Zadar Airport has confirmed a useful summer planning update for travelers looking at North Dalmatia. In an official airport announcement, the airport says Wizz Air will launch two new 2026 routes, linking Zadar with Warsaw and Budapest from 7 June. The airport says the flights will operate four times a week.
This is not just another airline press note. For travelers, it opens two more realistic ways into the Zadar region at exactly the point when summer planning starts to harden. If you were comparing Split, Dubrovnik and Zadar for a June or early summer base, these new frequencies make North Dalmatia easier to price, easier to reach and easier to treat as a short-break destination instead of only a longer road trip.
Before you book: the airport announcement confirms the start date and weekly frequency, but it does not replace the live airline booking flow or the airport timetable. Recheck both the official Zadar Airport timetable and Wizz Air's official booking site before locking hotels, transfers or a one-way route through Dalmatia.
What the official update says
Route | Official start | Official frequency | Why it matters |
|---|---|---|---|
Zadar - Warsaw | 7 June 2026 | 4 times a week | Adds a direct North Dalmatia option for Polish city-break and coast travelers |
Zadar - Budapest | 7 June 2026 | 4 times a week | Creates a simpler air link for travelers who want Zadar, nearby islands or a wider Dalmatia road loop |
The core fact pattern is clean. Zadar Airport names Wizz Air as a new airline in its offer and ties both routes to the same launch date. That gives travelers something concrete to work with right now, especially if they were waiting to see whether Zadar would get another low-cost access boost before committing to June stays.
Why this is more useful than it looks
Zadar often works best for travelers who want several things at once: a compact old town, faster access to islands around Ugljan, Dugi Otok or Pasman, and easier road positioning for places like Nin, Pag, Paklenica or the northern Dalmatian coast. When direct air access improves, the whole region becomes more competitive against larger gateways further south.
The practical gain is flexibility.

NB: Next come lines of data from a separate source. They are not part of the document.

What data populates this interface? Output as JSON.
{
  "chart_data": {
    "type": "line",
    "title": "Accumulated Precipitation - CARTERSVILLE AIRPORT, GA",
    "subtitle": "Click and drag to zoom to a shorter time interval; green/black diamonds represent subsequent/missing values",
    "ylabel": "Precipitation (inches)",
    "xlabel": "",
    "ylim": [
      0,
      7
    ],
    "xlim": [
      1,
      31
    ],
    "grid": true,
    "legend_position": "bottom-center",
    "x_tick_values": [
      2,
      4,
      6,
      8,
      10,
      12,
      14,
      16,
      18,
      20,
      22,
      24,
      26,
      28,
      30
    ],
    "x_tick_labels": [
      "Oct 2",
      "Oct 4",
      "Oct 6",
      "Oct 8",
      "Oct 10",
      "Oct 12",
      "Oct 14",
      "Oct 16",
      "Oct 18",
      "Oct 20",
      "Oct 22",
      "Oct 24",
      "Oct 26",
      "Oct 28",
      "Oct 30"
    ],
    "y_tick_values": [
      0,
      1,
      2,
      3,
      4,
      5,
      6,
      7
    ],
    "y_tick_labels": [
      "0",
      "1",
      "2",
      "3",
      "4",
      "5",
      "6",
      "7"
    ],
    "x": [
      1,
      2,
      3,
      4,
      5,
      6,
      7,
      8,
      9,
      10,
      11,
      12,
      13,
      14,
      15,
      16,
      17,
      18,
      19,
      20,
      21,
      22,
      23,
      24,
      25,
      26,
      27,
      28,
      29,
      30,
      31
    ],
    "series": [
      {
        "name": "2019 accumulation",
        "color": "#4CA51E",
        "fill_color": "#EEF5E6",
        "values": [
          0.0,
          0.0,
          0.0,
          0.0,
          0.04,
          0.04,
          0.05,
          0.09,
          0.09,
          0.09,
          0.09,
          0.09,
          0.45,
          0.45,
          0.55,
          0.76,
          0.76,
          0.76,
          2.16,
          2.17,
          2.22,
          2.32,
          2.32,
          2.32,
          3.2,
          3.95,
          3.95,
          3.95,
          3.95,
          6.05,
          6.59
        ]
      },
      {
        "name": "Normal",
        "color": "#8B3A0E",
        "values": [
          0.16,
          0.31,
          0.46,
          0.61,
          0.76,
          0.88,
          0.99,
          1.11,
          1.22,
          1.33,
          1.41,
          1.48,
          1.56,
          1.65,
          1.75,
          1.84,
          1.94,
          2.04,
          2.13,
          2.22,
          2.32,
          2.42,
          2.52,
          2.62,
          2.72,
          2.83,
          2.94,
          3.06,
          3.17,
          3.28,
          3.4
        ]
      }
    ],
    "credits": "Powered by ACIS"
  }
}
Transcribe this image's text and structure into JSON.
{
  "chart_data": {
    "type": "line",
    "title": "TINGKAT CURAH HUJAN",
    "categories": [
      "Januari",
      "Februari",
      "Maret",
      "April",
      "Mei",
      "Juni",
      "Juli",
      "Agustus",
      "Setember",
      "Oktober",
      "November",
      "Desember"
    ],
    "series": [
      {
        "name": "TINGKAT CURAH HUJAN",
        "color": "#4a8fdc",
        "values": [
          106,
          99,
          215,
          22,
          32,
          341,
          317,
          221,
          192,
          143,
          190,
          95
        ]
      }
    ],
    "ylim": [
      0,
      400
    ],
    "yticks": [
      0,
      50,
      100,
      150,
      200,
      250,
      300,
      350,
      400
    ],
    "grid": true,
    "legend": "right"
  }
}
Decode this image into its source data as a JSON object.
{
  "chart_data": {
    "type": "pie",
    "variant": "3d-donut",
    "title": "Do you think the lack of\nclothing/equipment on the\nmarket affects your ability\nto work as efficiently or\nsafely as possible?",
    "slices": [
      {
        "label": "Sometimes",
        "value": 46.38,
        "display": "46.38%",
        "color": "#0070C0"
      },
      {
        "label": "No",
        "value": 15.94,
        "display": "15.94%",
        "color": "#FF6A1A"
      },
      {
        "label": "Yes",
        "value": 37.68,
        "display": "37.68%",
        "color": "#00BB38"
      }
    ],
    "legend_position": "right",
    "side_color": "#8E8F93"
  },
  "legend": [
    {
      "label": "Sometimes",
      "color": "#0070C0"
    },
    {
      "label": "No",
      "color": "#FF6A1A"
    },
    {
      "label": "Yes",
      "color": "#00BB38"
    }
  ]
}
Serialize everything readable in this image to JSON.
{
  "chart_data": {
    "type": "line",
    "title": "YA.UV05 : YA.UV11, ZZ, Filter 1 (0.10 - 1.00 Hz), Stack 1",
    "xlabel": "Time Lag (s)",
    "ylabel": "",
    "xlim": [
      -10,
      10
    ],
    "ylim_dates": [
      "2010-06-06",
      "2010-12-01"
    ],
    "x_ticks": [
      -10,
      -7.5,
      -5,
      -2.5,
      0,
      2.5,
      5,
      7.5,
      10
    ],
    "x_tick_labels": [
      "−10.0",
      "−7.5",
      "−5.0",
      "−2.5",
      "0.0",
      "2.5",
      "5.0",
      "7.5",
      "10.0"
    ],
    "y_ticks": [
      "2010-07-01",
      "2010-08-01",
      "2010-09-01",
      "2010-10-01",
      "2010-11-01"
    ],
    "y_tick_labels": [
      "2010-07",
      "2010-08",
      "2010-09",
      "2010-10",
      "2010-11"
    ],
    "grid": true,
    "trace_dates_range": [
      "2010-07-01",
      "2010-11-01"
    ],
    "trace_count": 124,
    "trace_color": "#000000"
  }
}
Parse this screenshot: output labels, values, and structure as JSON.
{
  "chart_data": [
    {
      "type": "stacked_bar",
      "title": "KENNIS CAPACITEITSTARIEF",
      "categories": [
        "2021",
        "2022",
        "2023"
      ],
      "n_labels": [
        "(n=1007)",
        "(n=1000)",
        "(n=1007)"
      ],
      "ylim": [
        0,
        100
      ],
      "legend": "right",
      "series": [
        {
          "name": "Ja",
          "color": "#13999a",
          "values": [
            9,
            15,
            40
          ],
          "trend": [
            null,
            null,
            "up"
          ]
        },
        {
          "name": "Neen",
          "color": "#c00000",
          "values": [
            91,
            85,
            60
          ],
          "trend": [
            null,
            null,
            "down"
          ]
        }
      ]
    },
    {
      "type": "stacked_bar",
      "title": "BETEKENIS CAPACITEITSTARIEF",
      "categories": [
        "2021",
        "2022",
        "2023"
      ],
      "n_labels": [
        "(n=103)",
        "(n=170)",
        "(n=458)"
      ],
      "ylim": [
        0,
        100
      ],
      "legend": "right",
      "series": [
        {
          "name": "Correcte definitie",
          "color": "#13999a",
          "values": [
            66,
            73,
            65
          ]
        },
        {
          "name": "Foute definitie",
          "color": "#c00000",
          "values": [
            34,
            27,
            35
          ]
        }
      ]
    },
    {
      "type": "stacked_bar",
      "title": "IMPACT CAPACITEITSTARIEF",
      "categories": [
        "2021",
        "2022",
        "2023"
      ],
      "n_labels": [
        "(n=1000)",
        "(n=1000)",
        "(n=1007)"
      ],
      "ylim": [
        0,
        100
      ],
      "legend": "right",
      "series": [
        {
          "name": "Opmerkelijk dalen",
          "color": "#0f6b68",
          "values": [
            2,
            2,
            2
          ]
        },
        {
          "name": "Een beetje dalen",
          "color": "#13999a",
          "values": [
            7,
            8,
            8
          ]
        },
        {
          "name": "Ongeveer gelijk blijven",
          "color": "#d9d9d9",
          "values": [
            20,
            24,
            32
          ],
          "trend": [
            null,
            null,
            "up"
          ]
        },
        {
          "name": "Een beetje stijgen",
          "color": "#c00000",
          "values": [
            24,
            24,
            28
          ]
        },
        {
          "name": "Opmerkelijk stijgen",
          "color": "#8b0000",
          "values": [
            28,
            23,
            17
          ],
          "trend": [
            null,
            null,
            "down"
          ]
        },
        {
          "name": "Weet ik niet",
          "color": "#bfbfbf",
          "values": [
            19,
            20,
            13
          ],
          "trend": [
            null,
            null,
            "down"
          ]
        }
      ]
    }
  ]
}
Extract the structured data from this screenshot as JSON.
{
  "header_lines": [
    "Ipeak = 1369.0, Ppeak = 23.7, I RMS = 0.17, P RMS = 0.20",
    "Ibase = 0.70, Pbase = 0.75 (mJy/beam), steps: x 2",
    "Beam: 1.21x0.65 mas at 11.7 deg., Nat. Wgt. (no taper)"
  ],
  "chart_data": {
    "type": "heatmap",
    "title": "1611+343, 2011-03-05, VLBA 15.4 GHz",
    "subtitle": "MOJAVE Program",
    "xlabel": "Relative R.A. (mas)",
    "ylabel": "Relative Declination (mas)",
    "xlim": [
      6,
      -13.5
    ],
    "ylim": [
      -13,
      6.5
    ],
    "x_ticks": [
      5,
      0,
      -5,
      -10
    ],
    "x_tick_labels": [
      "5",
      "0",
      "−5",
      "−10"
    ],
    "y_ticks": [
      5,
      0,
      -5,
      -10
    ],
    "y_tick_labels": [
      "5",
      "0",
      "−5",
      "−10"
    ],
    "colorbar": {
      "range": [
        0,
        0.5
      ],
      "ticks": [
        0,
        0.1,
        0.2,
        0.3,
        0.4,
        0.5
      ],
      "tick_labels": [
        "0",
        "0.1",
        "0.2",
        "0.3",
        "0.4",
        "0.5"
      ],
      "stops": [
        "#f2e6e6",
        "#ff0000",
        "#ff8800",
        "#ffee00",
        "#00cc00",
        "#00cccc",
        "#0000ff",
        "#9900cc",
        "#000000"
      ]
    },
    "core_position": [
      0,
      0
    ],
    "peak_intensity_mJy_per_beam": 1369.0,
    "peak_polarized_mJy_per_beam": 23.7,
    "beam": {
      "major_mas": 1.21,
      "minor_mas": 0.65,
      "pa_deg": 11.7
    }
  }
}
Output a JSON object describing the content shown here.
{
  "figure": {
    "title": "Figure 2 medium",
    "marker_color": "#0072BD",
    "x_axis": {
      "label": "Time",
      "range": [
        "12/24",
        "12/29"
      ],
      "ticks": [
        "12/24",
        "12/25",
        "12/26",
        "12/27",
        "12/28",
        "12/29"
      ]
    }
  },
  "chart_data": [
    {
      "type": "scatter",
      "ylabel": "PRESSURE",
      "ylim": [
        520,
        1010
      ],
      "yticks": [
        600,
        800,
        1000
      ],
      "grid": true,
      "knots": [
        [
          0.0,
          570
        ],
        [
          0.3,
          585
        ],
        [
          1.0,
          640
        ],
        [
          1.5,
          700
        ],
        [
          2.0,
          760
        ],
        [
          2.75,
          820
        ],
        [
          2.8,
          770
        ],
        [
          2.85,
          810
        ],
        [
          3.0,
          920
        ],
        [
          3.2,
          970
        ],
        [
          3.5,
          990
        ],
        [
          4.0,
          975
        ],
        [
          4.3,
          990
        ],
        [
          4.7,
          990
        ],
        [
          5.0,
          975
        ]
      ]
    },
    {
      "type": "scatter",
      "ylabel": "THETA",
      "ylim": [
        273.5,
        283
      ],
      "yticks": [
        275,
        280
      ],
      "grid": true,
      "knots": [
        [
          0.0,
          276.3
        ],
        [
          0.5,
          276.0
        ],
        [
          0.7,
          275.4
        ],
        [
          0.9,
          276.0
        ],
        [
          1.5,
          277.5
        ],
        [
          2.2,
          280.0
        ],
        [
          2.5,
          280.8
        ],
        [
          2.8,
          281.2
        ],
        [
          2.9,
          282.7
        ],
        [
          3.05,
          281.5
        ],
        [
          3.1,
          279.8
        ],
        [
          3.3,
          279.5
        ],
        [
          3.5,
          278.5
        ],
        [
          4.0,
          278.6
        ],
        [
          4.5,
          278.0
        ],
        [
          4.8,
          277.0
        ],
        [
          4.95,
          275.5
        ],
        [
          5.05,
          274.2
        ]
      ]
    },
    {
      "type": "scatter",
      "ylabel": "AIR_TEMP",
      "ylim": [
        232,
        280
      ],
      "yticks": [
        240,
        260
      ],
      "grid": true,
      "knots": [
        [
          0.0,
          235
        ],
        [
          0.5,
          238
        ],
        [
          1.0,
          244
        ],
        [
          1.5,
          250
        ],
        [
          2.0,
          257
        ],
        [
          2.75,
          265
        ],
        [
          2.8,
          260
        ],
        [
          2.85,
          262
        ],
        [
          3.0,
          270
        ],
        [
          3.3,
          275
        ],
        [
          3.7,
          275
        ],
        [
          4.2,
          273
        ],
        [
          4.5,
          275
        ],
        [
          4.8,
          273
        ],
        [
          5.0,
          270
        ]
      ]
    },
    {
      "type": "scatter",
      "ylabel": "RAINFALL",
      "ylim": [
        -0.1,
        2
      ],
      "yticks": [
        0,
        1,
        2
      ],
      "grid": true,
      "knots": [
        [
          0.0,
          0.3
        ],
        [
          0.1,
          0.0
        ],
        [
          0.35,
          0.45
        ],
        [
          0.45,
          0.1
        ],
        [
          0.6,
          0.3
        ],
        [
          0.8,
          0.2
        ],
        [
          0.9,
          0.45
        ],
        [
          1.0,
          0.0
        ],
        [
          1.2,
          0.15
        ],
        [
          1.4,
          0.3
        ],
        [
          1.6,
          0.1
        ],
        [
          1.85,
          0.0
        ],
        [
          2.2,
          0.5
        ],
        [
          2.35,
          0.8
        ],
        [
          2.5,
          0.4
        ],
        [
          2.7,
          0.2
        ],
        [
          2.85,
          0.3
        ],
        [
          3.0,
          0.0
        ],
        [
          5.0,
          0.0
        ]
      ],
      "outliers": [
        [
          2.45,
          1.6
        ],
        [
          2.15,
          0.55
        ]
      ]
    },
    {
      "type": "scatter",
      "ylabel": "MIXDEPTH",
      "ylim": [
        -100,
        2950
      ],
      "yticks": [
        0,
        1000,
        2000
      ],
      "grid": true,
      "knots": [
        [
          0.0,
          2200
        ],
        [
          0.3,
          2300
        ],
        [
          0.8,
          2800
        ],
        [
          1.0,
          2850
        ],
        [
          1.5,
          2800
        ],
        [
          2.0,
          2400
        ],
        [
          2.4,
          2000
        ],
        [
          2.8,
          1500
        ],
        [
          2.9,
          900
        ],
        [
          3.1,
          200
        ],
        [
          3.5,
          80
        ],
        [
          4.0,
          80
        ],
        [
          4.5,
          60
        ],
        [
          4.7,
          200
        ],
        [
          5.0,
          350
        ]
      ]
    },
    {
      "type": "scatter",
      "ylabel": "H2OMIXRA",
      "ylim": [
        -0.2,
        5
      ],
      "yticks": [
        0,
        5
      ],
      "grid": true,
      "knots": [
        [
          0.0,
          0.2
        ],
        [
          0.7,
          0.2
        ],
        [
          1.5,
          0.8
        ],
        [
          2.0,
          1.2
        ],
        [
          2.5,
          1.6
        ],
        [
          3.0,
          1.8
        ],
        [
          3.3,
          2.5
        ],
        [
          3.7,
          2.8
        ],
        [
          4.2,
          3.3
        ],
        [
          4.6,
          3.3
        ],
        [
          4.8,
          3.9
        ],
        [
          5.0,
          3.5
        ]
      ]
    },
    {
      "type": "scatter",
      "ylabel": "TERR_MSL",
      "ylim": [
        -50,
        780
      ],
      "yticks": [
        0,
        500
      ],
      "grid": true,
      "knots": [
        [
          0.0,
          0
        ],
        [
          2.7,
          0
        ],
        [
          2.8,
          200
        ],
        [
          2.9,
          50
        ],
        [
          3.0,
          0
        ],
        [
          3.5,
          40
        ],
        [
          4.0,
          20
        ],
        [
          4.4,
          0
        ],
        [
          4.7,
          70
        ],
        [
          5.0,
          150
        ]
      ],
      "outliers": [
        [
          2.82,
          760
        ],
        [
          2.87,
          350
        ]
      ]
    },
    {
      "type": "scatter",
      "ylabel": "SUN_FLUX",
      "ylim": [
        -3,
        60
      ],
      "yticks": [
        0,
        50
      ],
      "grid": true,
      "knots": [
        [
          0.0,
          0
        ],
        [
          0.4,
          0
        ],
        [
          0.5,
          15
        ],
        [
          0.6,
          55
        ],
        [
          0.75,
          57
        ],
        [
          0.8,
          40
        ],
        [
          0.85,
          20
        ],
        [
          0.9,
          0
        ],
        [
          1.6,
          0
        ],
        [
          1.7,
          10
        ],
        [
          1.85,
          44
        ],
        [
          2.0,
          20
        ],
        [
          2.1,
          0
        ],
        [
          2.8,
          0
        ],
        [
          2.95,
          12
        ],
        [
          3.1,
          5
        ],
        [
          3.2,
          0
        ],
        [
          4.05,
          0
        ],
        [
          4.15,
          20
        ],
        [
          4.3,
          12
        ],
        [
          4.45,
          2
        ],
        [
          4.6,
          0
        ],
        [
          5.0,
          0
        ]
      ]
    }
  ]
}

A traveler coming from Warsaw or Budapest can now look at Zadar not only as an arrival point, but as the base of the trip itself. That matters for long-weekend planning, shoulder bookings around June, and multi-stop itineraries where the traveler wants to enter through one Dalmatian airport and leave through another.
What to recheck before you treat this as your final plan
Start with the official Zadar Airport flight overview and the 2026 timetable page. Then confirm the live fare calendar on Wizz Air. If your plan depends on a late arrival, an early departure, a ferry connection or same-day car pickup, also keep the airport's main passenger information page open while you build the trip.
The main point is simple. Zadar now has two more direct route hooks that can make North Dalmatia the easier choice for summer 2026, but the smart move is still to rebuild the trip from live official pages, not from a headline alone.